Well, as you have larger numbers per day, your limits can shrink. So what this is telling me a couple things, phase six, and seven are always a higher number of documents. And that's where we have a lot of errors. And so when we studied we found out that that happens to be Saturdays and Sundays because this is around the clock operation, but we don't have as many auditors. on staff on Saturdays and Sundays, because their weekend shift, and by the way, during the week, they kind of hold back on documents, and they push a bunch of them to the weekend and then they have fewer people to review more documents, that doesn't work out very well as we can see. So I'm going to go back to my data, I actually have some phases in this one as well.
So we address the problem. I'm going to pull my phase in here. And this is a great way to show leadership before and after. And what we were able to do is level of the system. So we have the same number of auditors and the same workload every day. And lo and behold, we were able to reduce our overall average of about 34% defects in documentation, down to about 10%. So we made huge improvements saved a lot of time and money using the control chart builder.

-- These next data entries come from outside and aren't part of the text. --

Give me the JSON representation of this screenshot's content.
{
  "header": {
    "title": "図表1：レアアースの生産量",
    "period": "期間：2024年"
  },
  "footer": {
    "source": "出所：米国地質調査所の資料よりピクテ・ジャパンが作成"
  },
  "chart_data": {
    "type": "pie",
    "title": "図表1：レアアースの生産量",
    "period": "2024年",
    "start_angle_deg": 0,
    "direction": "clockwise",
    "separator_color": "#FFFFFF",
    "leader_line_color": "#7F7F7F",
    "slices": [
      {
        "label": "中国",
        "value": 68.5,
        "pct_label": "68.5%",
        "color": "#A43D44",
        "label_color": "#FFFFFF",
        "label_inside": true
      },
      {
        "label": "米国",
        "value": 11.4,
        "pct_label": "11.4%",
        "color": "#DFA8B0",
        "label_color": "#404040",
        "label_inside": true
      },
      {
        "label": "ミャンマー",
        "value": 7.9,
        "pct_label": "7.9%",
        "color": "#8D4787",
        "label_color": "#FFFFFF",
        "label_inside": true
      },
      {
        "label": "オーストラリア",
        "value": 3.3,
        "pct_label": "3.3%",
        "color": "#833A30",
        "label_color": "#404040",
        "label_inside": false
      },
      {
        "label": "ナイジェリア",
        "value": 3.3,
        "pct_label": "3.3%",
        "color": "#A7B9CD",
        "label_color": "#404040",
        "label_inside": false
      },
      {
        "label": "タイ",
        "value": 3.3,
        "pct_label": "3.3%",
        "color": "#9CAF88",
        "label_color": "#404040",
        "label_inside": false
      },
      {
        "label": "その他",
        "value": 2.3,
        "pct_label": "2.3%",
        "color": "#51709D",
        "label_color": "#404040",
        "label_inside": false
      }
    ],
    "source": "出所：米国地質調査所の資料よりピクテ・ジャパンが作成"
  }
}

So I'm going to stop at this point and ask if there's any questions. Yeah, Rob, there is one. I don't know if you can see your q&a panel, but I'm happy to read it off to you. Yeah, if you wouldn't mind. Yeah, so one of our attendees asked, why when using shewhart type control charts to jmp display control limits for the x bar chart, when the range chart shows inconsistency? Well, I always looked at the range chart first, because that really gives you your first indicator of issues. And then I look at the average or at the average is charts. So it is a good point. Sometimes those range chart charts, the calculated limits, you need to adjust a little bit. One example is we used to bump the range the lower limit of zero up a little bit because sometimes zero might mean that it was a measurement device, it didn't read. So but that is a good point. I was looking The range first and then they look at the average afterwards. Great. All right, so we might as well close this up. So, to summarize, control charts quickly identify regular variation from special causes. You always need to involve your subject matter experts and good process documentation to explore those causes make improvements and the control chart builder and jmp as fat is a really fast and easy way for teams to make big improvements in processes. So you want to make sure that you get to this something that moves nice and smooth with no issues. So thank you very much, Julian, and have a great day.